Jane came to see me at a seemingly very positive time in her life – she had just got engaged to her long-term partner, and had also landed her dream job as a stylist for a magazine. She described feeling happy, yet she wanted to talk to me about something that still plagued her in dreams and at random waking times: the guilt of having been unfaithful to her partner very early on in their relationship. 

Guilt is something I often explore in my consulting room – Jane is far from alone in bringing such an uncomfortable feeling to therapy. Indeed, often therapy is one of the better places for guilt to be talked about, given the sacredness of its’ confidentiality. Sometimes people tell me things they have been carrying around for years and years for fear of saying them out loud to friends or family – Jane hadn’t told a soul about her affair of ten years previously. 

Guilt can be useful – it can teach us about other people’s feelings, and when it is we may get something wrong. I remember feeling badly after stealing sweets from my sister’s secret stash as a very young child – it meant I dug deep to own up to it, and I didn’t want to do it again. Guilt can be a useful motivator to take responsibility for our actions. But if we have reflected on our actions and taken responsibility if need be, ongoing guilt can often serve no use at all: it only re-reminds us of something we don’t enjoy thinking about, and continues to activate feelings of self-dislike. 

As I got to know Jane better over time, it was unsurprising to learn that she was tough on herself in many ways – it wasn’t just her one night stand that she felt guilty about, but other things she had said or done in her life. The list of ‘misdemeanors’ was long, and we established together how she wouldn’t have attacked a friend in the same way as herself. 

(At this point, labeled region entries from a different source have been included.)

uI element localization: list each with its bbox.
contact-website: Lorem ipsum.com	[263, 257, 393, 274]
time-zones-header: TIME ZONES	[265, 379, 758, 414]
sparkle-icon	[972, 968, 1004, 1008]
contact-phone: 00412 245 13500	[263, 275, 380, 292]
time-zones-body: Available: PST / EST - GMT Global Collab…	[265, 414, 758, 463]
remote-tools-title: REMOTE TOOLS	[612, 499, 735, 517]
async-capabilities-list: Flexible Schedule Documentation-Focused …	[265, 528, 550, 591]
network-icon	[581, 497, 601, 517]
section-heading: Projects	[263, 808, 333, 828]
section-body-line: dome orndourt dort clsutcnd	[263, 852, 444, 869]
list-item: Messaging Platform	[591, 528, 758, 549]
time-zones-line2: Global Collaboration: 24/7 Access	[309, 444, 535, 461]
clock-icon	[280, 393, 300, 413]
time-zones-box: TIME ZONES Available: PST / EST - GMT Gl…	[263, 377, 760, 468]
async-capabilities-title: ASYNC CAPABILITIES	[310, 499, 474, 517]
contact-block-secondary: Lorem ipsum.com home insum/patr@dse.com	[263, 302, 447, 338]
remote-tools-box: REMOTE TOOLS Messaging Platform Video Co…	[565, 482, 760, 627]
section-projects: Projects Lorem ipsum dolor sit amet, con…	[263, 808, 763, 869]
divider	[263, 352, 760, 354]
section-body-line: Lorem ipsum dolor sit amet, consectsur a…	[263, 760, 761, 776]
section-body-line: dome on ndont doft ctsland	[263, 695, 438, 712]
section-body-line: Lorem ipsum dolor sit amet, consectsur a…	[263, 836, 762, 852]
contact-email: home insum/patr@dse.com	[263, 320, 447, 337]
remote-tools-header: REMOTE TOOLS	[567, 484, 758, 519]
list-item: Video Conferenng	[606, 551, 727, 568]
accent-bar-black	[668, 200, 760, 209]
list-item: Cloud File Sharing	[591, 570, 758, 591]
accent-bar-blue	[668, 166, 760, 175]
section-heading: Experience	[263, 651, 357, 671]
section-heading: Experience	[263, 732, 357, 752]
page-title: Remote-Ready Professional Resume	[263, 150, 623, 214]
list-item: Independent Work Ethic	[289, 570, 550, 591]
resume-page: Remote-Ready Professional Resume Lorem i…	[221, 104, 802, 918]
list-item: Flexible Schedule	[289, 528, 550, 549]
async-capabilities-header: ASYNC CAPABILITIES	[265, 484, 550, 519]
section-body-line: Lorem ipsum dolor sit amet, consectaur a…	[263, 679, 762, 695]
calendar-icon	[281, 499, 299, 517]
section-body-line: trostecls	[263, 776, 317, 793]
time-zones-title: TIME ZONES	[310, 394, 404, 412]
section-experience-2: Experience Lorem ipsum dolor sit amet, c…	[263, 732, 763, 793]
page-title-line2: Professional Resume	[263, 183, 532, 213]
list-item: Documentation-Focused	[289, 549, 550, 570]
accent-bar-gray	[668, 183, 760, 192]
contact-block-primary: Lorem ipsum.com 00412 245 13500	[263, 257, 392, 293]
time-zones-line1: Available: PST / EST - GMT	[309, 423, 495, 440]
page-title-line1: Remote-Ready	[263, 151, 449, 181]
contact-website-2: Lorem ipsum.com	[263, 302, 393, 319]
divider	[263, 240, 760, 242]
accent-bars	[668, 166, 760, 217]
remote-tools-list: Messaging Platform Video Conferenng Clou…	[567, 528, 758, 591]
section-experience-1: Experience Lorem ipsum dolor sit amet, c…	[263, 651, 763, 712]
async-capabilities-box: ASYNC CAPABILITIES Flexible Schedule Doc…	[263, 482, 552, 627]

Over time, it became clearer to me that Jane and I were talking less and less about guilt, and more about shame: Jane’s long list of self-recriminations stacked up to a wholesale dislike of herself that ran very deeply. Where guilt tends to refer to feelings of remorse about something we did or said (or thought we did or said), shame refers to a more profound feeling that wipes out the whole – rather than an aspect – of ourselves. 

Jane’s shame made the therapy harder for us in many ways, as it would take much more for Jane to forgive herself than she had originally thought. Our work involved a re-calibration of her relationship to herself: from one of self-criticism to self-love. This meant exploring how it was she learnt to attack herself for things going ‘wrong'. In Jane's case this partly resulted from a very critical older sibling, and a nasty group of bullies in secondary school. But understanding these roots of her shame are unlikely to be enough to dispel it - the ongoing work involves Jane continuing to turn toward herself with more compassion. If achieved, any of her guilt would become far more manageable and easier to shrug off as a valuable lesson.